The International Committee of the Red Cross was delivering 30 tonnes of food to 12,000 displaced refugees, an ICRC spokesperson said. A 12-truck convoy from the United Arab Emirates also arrived in the area and began distributing aid.

Lebanese leaders have vowed to stamp out Fatah al-Islam, which is led by a Palestinian but has little support among Lebanon's Palestinian refugee community of around 400,000.

Officials said they were giving mediators a chance to persuade the militants to surrender before ordering the army to move into the camp. The Lebanese army is banned from entering Lebanon's 12 refugee camps under a 1969 Arab agreement.

Hezbollah chief Sayyed Hassan Nasrallah said yesterday that storming Nahr al-Bared would mark a 'red line' and would plunge the country into an uncontrollable cycle of violence.
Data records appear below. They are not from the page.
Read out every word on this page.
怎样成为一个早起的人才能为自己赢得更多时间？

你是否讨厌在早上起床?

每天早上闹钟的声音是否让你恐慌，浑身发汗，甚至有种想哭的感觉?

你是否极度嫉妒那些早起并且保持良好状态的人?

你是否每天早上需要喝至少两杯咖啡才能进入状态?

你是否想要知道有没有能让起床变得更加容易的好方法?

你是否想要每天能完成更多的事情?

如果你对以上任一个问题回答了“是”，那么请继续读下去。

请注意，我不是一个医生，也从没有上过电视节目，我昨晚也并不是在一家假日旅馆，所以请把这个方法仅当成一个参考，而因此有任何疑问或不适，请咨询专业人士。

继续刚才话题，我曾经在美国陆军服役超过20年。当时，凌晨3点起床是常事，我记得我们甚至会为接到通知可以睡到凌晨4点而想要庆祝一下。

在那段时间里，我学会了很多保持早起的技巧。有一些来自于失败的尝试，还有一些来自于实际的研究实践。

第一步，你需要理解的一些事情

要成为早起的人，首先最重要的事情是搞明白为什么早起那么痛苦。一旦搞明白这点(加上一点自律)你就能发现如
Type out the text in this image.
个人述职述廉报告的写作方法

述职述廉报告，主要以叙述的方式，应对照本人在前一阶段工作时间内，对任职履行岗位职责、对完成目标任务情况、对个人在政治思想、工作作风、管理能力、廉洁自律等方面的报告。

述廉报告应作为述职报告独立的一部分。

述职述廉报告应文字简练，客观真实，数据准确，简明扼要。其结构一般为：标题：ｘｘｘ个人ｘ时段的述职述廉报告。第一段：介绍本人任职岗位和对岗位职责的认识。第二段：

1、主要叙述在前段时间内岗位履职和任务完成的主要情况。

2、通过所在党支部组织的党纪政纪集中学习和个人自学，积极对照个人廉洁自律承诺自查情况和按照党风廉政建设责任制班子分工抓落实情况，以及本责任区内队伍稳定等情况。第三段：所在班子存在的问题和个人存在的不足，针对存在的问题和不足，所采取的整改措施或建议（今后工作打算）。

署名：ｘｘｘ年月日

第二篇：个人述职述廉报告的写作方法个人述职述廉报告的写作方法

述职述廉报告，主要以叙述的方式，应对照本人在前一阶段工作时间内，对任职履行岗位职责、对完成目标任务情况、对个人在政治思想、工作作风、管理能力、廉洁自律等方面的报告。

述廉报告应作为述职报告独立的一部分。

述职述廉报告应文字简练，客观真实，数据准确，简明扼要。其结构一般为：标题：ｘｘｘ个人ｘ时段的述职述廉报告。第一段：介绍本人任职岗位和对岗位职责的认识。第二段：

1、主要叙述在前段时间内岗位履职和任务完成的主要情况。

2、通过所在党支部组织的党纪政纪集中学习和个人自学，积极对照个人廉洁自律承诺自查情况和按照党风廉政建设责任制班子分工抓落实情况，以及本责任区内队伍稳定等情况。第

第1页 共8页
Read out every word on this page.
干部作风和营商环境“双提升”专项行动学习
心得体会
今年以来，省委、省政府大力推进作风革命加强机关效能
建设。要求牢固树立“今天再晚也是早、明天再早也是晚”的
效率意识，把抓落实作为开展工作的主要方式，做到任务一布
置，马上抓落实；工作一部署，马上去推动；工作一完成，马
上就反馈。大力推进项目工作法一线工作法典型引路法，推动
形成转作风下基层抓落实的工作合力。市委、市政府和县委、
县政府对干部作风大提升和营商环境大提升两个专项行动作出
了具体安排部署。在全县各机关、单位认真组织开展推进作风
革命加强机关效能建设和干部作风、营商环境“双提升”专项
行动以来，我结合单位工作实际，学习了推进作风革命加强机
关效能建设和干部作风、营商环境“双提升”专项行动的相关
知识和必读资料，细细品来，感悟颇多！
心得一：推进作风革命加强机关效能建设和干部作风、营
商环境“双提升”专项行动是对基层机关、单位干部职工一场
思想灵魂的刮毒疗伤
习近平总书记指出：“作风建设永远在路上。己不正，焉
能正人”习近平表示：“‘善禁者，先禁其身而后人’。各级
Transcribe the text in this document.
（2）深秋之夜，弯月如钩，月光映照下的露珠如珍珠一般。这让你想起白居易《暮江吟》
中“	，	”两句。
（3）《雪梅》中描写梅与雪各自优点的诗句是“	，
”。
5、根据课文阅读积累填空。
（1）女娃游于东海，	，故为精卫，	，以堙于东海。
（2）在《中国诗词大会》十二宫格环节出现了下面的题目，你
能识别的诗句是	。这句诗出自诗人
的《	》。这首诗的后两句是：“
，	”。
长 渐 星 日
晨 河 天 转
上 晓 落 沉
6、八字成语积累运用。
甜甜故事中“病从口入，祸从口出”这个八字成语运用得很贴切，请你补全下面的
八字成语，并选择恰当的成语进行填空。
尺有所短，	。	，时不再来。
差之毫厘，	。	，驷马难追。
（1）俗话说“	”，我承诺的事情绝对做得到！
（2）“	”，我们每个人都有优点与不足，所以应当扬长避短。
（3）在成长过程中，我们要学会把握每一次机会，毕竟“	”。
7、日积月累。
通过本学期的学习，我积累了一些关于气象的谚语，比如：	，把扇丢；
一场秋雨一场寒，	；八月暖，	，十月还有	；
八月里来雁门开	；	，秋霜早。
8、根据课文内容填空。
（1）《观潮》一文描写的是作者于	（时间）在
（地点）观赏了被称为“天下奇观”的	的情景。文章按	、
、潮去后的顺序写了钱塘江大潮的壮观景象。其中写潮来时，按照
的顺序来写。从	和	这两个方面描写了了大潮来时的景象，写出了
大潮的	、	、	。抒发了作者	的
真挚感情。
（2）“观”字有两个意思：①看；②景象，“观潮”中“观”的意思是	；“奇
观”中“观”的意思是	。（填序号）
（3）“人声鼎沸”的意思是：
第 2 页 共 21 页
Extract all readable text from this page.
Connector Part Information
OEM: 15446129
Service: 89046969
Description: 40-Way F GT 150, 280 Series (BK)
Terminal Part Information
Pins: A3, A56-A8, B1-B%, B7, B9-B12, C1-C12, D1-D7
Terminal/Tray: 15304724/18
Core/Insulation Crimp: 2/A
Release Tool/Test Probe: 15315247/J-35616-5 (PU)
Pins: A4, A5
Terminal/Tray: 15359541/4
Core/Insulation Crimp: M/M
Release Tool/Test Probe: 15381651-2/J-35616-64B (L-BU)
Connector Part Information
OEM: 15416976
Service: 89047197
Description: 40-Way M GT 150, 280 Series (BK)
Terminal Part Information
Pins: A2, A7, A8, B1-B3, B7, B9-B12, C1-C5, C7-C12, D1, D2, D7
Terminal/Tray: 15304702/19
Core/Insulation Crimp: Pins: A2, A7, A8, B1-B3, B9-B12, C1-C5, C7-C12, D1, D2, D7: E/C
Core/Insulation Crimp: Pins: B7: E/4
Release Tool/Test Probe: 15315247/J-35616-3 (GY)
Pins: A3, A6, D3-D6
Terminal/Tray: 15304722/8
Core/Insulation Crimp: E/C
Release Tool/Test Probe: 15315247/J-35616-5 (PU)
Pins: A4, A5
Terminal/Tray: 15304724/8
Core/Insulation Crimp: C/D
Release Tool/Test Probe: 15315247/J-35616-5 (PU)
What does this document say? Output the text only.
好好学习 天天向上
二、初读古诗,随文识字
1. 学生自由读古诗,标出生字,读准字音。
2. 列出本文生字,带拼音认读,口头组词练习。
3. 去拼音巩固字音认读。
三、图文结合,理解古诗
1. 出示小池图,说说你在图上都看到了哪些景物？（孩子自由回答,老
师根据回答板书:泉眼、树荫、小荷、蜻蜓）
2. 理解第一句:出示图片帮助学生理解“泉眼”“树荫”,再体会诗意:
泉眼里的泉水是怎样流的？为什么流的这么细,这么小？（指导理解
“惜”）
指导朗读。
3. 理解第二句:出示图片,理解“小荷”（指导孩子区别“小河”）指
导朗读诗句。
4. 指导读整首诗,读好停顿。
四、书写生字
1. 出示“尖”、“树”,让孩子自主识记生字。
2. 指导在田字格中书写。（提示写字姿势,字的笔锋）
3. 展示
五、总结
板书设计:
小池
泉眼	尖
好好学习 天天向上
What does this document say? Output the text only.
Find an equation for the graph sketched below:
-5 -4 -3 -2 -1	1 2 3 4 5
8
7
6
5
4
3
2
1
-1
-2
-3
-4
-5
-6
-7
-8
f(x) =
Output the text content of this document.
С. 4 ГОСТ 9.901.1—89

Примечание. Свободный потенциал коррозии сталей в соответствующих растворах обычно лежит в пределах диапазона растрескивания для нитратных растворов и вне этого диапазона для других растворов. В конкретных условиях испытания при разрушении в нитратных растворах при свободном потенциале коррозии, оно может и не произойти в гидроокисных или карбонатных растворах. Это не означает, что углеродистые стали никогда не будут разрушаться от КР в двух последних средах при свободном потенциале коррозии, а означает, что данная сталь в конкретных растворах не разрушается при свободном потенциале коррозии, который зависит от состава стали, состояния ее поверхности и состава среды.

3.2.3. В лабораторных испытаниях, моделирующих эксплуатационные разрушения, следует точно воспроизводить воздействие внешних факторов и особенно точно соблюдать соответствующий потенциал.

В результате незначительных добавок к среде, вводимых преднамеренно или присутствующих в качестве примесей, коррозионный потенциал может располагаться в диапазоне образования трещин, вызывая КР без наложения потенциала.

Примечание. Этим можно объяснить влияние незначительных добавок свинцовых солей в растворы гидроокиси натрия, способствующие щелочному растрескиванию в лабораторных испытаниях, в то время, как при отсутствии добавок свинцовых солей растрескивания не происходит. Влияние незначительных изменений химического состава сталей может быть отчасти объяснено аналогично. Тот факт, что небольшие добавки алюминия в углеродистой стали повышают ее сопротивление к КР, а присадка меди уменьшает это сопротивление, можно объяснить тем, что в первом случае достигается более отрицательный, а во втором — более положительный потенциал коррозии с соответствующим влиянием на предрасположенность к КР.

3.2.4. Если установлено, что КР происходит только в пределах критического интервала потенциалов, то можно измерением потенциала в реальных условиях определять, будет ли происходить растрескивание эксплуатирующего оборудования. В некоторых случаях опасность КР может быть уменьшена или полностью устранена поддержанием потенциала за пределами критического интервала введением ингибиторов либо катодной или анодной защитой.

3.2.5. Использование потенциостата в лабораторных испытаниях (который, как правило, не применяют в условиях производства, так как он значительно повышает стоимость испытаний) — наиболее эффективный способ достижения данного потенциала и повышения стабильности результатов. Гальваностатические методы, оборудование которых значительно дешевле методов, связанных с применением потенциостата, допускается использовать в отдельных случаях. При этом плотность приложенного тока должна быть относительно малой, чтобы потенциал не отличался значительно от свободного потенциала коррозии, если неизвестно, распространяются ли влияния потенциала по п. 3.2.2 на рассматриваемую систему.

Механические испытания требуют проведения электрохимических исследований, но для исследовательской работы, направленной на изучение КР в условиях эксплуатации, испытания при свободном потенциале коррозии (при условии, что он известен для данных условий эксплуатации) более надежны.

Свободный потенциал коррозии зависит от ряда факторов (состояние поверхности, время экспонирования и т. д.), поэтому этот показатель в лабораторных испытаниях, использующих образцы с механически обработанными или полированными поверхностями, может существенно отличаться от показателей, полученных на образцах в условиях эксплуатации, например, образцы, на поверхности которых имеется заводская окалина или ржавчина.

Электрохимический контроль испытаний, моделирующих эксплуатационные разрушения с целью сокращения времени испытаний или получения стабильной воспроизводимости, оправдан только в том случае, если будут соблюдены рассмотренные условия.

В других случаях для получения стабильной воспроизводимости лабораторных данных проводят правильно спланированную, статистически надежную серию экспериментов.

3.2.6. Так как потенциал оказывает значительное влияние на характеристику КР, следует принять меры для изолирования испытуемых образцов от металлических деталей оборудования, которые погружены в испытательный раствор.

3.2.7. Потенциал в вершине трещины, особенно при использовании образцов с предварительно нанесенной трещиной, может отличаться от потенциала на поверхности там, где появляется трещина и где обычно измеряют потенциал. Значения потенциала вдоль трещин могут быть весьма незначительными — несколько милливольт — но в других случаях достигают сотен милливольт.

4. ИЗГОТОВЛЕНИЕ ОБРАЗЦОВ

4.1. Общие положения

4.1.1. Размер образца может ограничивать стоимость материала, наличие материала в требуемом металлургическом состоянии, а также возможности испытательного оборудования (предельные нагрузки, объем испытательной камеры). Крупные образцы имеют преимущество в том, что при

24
Shi'ite Hezbollah is the country's most powerful group but is at odds with the country's anti-Syrian ruling majority.

An al Qaeda-linked group has threatened to carry out bombings in Lebanon and attacks on Christians unless Beirut withdraws its army from around Nahr al-Bared.

Three bombs have hit the Beirut area this week, killing one woman and wounding about 20 people.

Anti-Syrian Lebanese leaders say Fatah al-Islam is a tool of Syrian intelligence. Damascus and the group deny the charge.